Job's Evil Dreams is a pen and black ink watercolour painting by William Blake in 1825. It shows Job's sufferings and dreams as per William's understanding.

The painting shows five significant figures. One, perceived to be Job, is sleeping face up with a cloth on his lower body (from waist to the knees). He is raising his hands in protest of whatever is happening. Just above him, another creature appears to protect Job using its hand. The other hand points to some stone tablets with scriptures. Viewers perceive the stone tablets as the Word of God. This creature has beautiful hair and feet that look like hooves. There is also a scaly snake wrapped around this creature from top to bottom. The snake’s head is at par with the creature’s elbow, while the tail is at the feet.

Closely looking at the scripture tablets, you can see bright lines that seem like bright light protecting the creature and the scriptures. Between Job and the creature above is a block that looks like a mountain. It shows the different worlds between Job and the creature. Job is lying on his wooden bed, and viewers can see three creatures below Job. They have scaly faces and seem angry. One creature holds Job's feet to the bed while the other holds him down by his waist and thigh area. They seem determined to pin and drag him down. The third creature has a chain in its hands, which are close to Job's face. They are in flames and perceived as hell.

The Bible story of Job has many teachings to the viewers. He was a good man who was tested to illustrate the relationship between the existence of God and the evil of suffering. According to Blake, Job falls under the devil's spell, and he dreams of a clove hoofed creature. Even when his friends (Elihu and Eliphaz) discourage him and ask him to abandon God, Job’s faith still prevails. He holds his faith in the Lord.
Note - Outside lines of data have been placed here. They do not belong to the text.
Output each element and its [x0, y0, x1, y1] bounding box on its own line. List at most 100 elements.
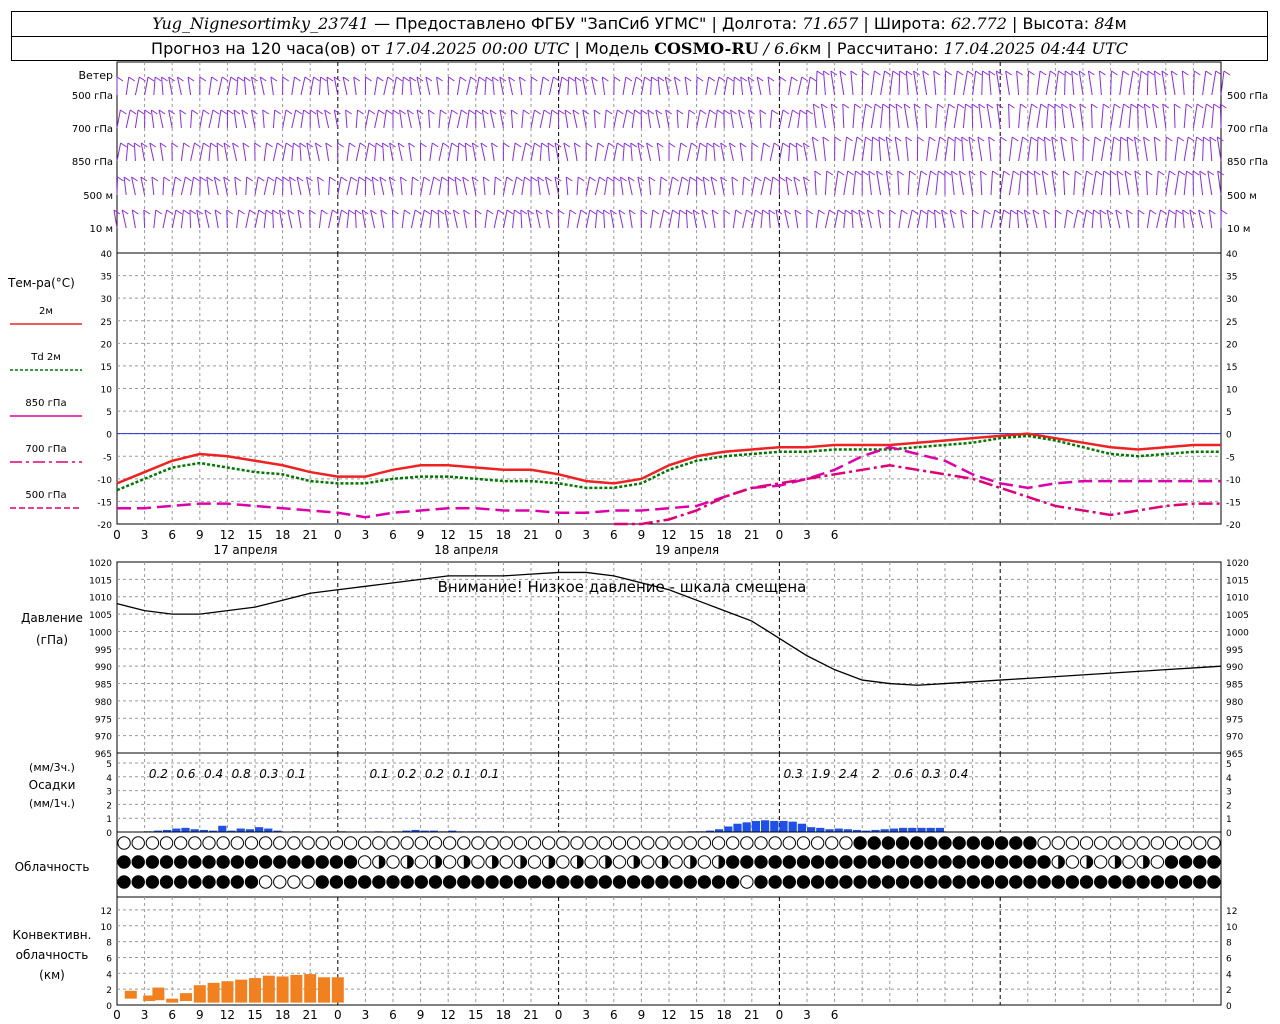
wind-barb-feather — [511, 109, 518, 115]
conv-time-tick-label: 6 — [168, 1008, 176, 1022]
cloud-circle — [343, 875, 358, 889]
wind-barb — [824, 209, 830, 229]
cloud-circle — [1093, 875, 1108, 889]
wind-barb — [425, 76, 431, 96]
wind-barb-feather — [1168, 209, 1176, 215]
wind-barb-feather — [309, 109, 317, 115]
wind-barb — [263, 209, 267, 229]
wind-barb-feather — [1069, 103, 1077, 109]
wind-barb — [300, 109, 305, 129]
wind-barb — [471, 142, 477, 162]
cloud-cover-icon — [584, 855, 598, 869]
time-tick-label: 15 — [247, 528, 262, 542]
cloud-circle — [754, 855, 768, 869]
cloud-circle — [1122, 836, 1136, 850]
wind-barb — [926, 170, 932, 196]
conv-ytick-left: 8 — [106, 939, 112, 949]
cloud-circle — [1136, 836, 1150, 850]
wind-barb — [168, 76, 173, 96]
cloud-cover-icon — [909, 855, 924, 869]
cloud-circle — [471, 875, 485, 889]
cloud-cover-icon — [711, 855, 726, 869]
wind-barb — [775, 209, 780, 229]
wind-barb — [1051, 170, 1056, 196]
cloud-circle — [924, 875, 938, 889]
cloud-cover-icon — [1207, 855, 1221, 869]
wind-barb — [374, 109, 380, 129]
wind-barb — [999, 209, 1005, 229]
wind-barb — [291, 142, 294, 162]
cloud-cover-icon — [612, 836, 627, 850]
wind-barb-feather — [693, 209, 700, 215]
wind-barb — [361, 209, 366, 229]
time-tick-label: 0 — [113, 528, 121, 542]
wind-barb — [1192, 136, 1198, 162]
wind-barb — [401, 209, 405, 229]
wind-barb — [272, 109, 276, 129]
wind-barb — [916, 209, 922, 229]
pressure-ytick-right: 970 — [1226, 733, 1243, 743]
wind-barb-feather — [1199, 170, 1207, 176]
cloud-cover-icon — [1065, 875, 1080, 889]
wind-barb-feather — [743, 176, 751, 182]
precip-bar — [420, 830, 429, 832]
cloud-circle — [117, 855, 131, 869]
wind-barb — [289, 176, 293, 196]
cloud-cover-icon — [867, 875, 881, 889]
cloud-cover-icon — [825, 875, 839, 889]
cloud-circle — [1193, 875, 1207, 889]
wind-barb-feather — [624, 142, 631, 148]
wind-barb-feather — [957, 103, 965, 109]
wind-barb-feather — [306, 142, 314, 148]
model-label: Модель — [584, 39, 650, 58]
wind-barb — [214, 209, 219, 229]
cloud-circle — [442, 855, 457, 869]
wind-barb — [742, 209, 747, 229]
wind-barb — [778, 76, 781, 96]
cloud-half — [463, 855, 470, 869]
cloud-circle — [173, 836, 188, 850]
cloud-circle — [188, 836, 202, 850]
wind-barb — [723, 76, 728, 96]
wind-barb-feather — [616, 142, 624, 148]
cloud-cover-icon — [287, 836, 301, 850]
wind-barb-feather — [988, 136, 995, 142]
cloud-half — [690, 855, 697, 869]
cloud-cover-icon — [1164, 855, 1179, 869]
wind-barb-feather — [561, 76, 569, 82]
wind-barb — [1079, 103, 1084, 129]
wind-barb — [345, 109, 348, 129]
wind-barb — [1078, 70, 1084, 96]
wind-barb-feather — [534, 142, 541, 148]
cloud-cover-icon — [1009, 836, 1023, 850]
pressure-ytick-right: 965 — [1226, 750, 1243, 760]
cloud-circle — [570, 836, 584, 850]
wind-barb — [548, 76, 554, 96]
cloud-circle — [329, 875, 344, 889]
wind-barb — [620, 176, 624, 196]
wind-barb — [521, 142, 527, 162]
wind-barb — [1027, 136, 1032, 162]
wind-barb — [990, 170, 994, 196]
wind-barb-feather — [499, 76, 507, 82]
precip-bar — [825, 829, 834, 832]
wind-barb-feather — [689, 176, 697, 182]
wind-barb — [196, 209, 201, 229]
wind-barb-feather — [696, 176, 703, 182]
cloud-cover-icon — [301, 875, 315, 889]
wind-barb-feather — [359, 142, 367, 148]
cloud-cover-icon — [442, 855, 457, 869]
wind-barb — [346, 142, 350, 162]
wind-barb-feather — [1078, 70, 1086, 76]
wind-barb-feather — [306, 176, 313, 182]
wind-barb-feather — [1116, 170, 1124, 176]
wind-barb-feather — [794, 209, 802, 215]
pressure-ytick-right: 1010 — [1226, 594, 1249, 604]
wind-barb-feather — [703, 176, 710, 182]
wind-barb-feather — [655, 109, 663, 115]
cloud-circle — [924, 836, 938, 850]
wind-barb-feather — [984, 209, 991, 215]
cloud-circle — [258, 875, 273, 889]
wind-barb — [168, 109, 173, 129]
wind-barb — [1198, 209, 1204, 229]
Looking at Blake's work, you can tell that he loved engraving, using innovative poetry, painting, and printmaking. He had a keen eye to interpret Biblical stories, political stories, and social climate expressions. Today, he is celebrated for portraying a strong sense of independence in his works. Job's Evil Dreams shows what William Blake thought of Job's sufferings in the Bible. It sits at Morgan's Blake Library and Museum and attracts thousands of viewers every year.